読書 ザリガニのなくところ
最近Audibleで耳から聴く読書を再開しました。
主に仕事の行き帰りに、ビジネス書や小説を二倍速で聞きます。
小説は二倍速で聞くと雰囲気がなくなって味気なく感じますが、一倍速だとまどろっこしい。
仕事の行き帰りくらいしか聞けないので、通勤が楽しみになりました。インスタみてるよりはずっと精神衛生上いいです。
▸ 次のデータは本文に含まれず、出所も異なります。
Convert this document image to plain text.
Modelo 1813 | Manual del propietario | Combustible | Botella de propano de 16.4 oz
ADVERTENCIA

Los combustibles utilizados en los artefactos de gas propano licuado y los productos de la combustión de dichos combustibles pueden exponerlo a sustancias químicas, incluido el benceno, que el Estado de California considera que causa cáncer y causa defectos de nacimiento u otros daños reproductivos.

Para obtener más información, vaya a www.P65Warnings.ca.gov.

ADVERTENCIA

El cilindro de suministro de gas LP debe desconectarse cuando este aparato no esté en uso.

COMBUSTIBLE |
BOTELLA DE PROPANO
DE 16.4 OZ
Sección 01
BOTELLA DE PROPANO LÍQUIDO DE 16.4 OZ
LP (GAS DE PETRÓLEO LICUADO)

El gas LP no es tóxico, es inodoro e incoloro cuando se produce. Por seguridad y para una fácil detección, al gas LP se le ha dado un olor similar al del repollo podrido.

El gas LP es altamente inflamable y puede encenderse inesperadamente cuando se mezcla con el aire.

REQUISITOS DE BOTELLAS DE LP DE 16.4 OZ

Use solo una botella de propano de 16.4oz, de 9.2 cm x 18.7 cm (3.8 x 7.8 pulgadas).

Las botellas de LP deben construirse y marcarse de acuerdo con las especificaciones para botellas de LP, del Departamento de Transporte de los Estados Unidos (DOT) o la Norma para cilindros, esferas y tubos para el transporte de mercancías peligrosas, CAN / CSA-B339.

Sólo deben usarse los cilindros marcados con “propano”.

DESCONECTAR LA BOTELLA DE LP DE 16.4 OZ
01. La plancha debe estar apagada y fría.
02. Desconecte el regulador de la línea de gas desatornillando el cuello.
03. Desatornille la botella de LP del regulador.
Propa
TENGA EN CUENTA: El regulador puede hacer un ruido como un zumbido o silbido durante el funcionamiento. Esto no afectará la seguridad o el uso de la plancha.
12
コマーシャルはずっと見ると疲れます。
評価が良くて目についたので、読んだ本、ザリガニのなくところ。
私は悲しい話が苦手なので、これは悲しい話っぽいと思って読むのを一瞬躊躇したのですが、最初の方にあった口コミがベタ褒めだったのと、ザリガニ、という単語に惹かれて読んでみました。
濃密で精密な自然の描写、自分が少女だった頃の心の動きを思い出させるような人物の細やかな心理描写、ストーリーの面白さ、確かに悲しい描写は随所にありますが、最終的には私としてはハッピーエンドよりの結末で、とても楽しめました。
時々挿入される詩が、悲しく美しい。
翻訳なので、作者ももちろん、翻訳者の言葉のセンスに脱帽です。
2倍速でも伝わってくる、悲しみを孕んだ、濃密で繊細な描写が何もかも美しい小説でした。
元気が出るわけではないけれど、自分の内面が豊かになるような、言葉の可能性に気がつかされる本でした。